Demographics data is needed for investors, sponsors, RFPs, etc. What’s the best way to gather this data for an app or website? What about for a conference or talk series?


There are three lenses to consider when you decide it’s time to start collecting demographic data on your users:
(1) respect your users
(2) fit for use
(3) privacy preserving

First, consider who your users are and how they are likely to think about themselves. When asking about gender, lean on community guidelines. As an example, HRC and American Progress provide guidelines for collecting gender and sexual orientation demographics: https://www.hrc.org/resources/collecting-transgender-inclusive-gender-data-in-workplace-and-other-surveys and https://www.americanprogress.org/issues/lgbt/reports/2016/03/15/133223/how-to-collect-data-about-lgbt-communities/. When collecting information about religion, race or ethnicity, seek out resources from the impacted communities, and take their guidance as a top priority.

Second, consider the use this data will be put to. What models are your investors likely to be accustomed to? What are the characteristics potential sponsors most want to know about? If you’re planning to present to academic groups, closely research the ways those groups characterize populations.
Some examples are

  • American Community Survey data dictionaries from the U.S. Census Bureau (Google for “american community survey pums data dictionary”
  • HHS implementation guidance for collecting data (Google for “Data Collection Standards for Race, Ethnicity, Primary Language, Sex, and Disability Status”)
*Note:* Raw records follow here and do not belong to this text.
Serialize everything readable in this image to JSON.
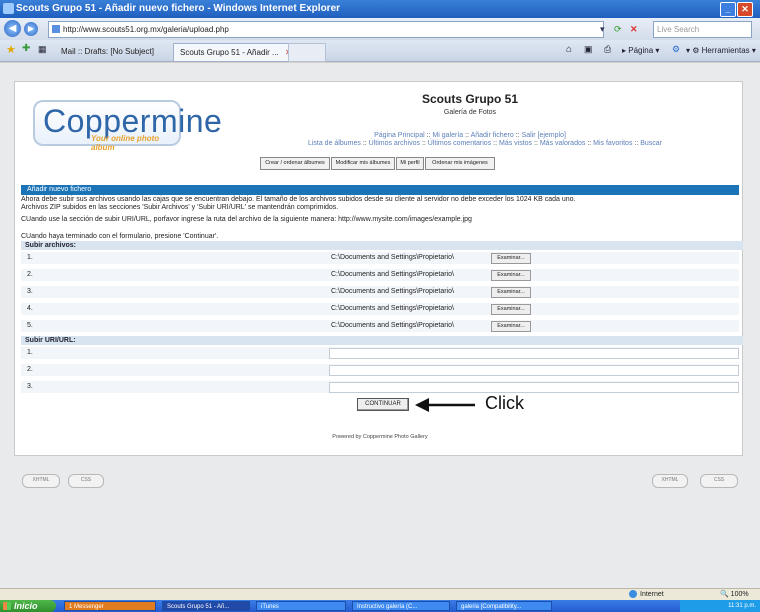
{
  "window": {
    "title": "Scouts Grupo 51 - Añadir nuevo fichero - Windows Internet Explorer"
  },
  "addressbar": {
    "url": "http://www.scouts51.org.mx/galeria/upload.php",
    "search_placeholder": "Live Search"
  },
  "tabs": [
    {
      "label": "Mail :: Drafts: [No Subject]"
    },
    {
      "label": "Scouts Grupo 51 - Añadir ..."
    }
  ],
  "commandbar": {
    "page_label": "Página",
    "tools_label": "Herramientas"
  },
  "site": {
    "logo": "Coppermine",
    "logo_tagline": "Your online photo album",
    "title": "Scouts Grupo 51",
    "subtitle": "Galería de Fotos",
    "nav1": [
      "Página Principal",
      "Mi galería",
      "Añadir fichero",
      "Salir [ejemplo]"
    ],
    "nav2": [
      "Lista de álbumes",
      "Últimos archivos",
      "Últimos comentarios",
      "Más vistos",
      "Más valorados",
      "Mis favoritos",
      "Buscar"
    ],
    "sub_buttons": [
      "Crear / ordenar álbumes",
      "Modificar mis álbumes",
      "Mi perfil",
      "Ordenar mis imágenes"
    ]
  },
  "form": {
    "header": "Añadir nuevo fichero",
    "intro1": "Ahora debe subir sus archivos usando las cajas que se encuentran debajo. El tamaño de los archivos subidos desde su cliente al servidor no debe exceder los 1024 KB cada uno.",
    "intro2": "Archivos ZIP subidos en las secciones 'Subir Archivos' y 'Subir URI/URL' se mantendrán comprimidos.",
    "intro3": "CUando use la sección de subir URI/URL, porfavor ingrese la ruta del archivo de la siguiente manera: http://www.mysite.com/images/example.jpg",
    "intro4": "CUando haya terminado con el formulario, presione 'Continuar'.",
    "files_label": "Subir archivos:",
    "file_rows": [
      {
        "num": "1.",
        "path": "C:\\Documents and Settings\\Propietario\\"
      },
      {
        "num": "2.",
        "path": "C:\\Documents and Settings\\Propietario\\"
      },
      {
        "num": "3.",
        "path": "C:\\Documents and Settings\\Propietario\\"
      },
      {
        "num": "4.",
        "path": "C:\\Documents and Settings\\Propietario\\"
      },
      {
        "num": "5.",
        "path": "C:\\Documents and Settings\\Propietario\\"
      }
    ],
    "browse_label": "Examinar...",
    "url_label": "Subir URI/URL:",
    "url_rows": [
      "1.",
      "2.",
      "3."
    ],
    "continue_label": "CONTINUAR",
    "click_annotation": "Click",
    "powered_by": "Powered by Coppermine Photo Gallery"
  },
  "badges": [
    "XHTML",
    "CSS"
  ],
  "statusbar": {
    "zone": "Internet",
    "zoom": "100%"
  },
  "taskbar": {
    "start": "Inicio",
    "tasks": [
      "1 Messenger",
      "Scouts Grupo 51 - Añ...",
      "iTunes",
      "Instructivo galería (C...",
      "galeria [Compatibility..."
    ],
    "clock": "11:31 p.m."
  }
}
Keep in mind that community advocacy groups and institutional standards may differ. Institutional standards tend to lag a bit behind social practice. Be thoughtful about how you reconcile any differences. Entering demographic data is very much a ‘user experience’ - make sure you are sending the intended message for your product.
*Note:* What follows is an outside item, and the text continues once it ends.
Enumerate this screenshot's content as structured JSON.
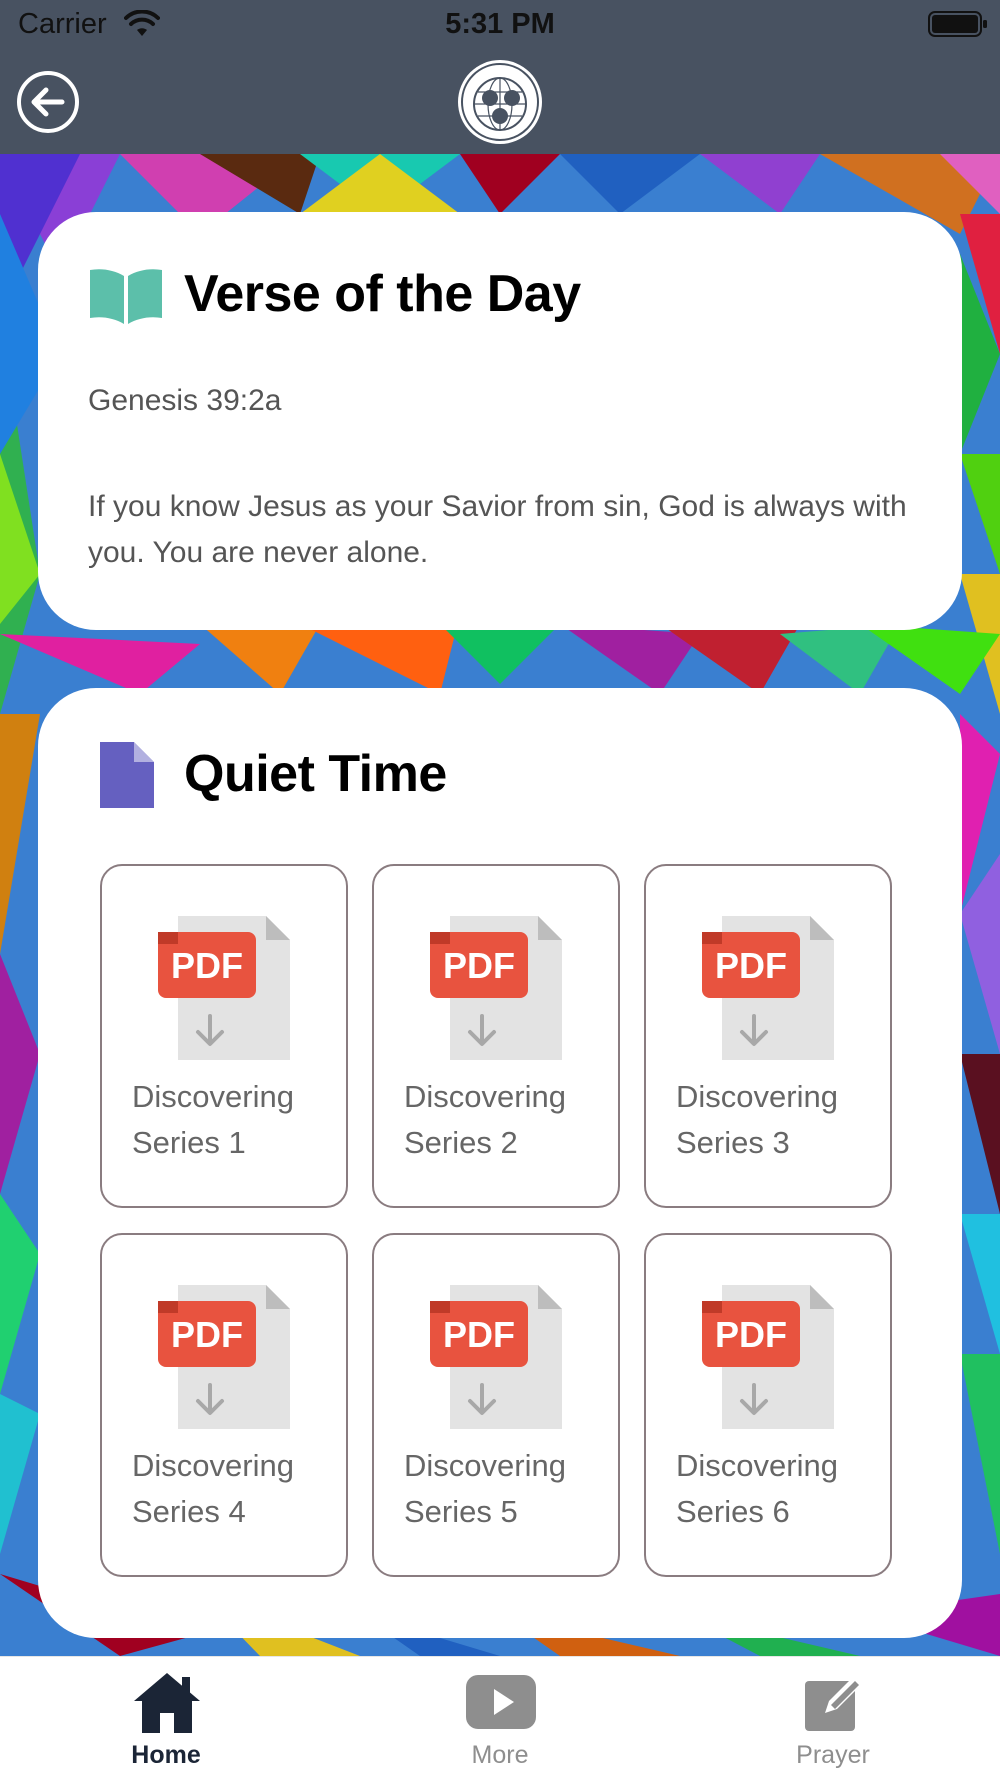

Finally, keep your users’ privacy in mind as you collect data about them. As storage got cheap, the standard was to collect everything and figure out what was useful later. Recent high-profile breaches, as well as new right-to-be-forgotten laws, have increased the organizational cost of storing data you don’t have a purpose for. Err on the side of collecting less, not more. Establish a schedule for aggregating data into reports and deleting the raw details. Limit who is able to see all the raw data.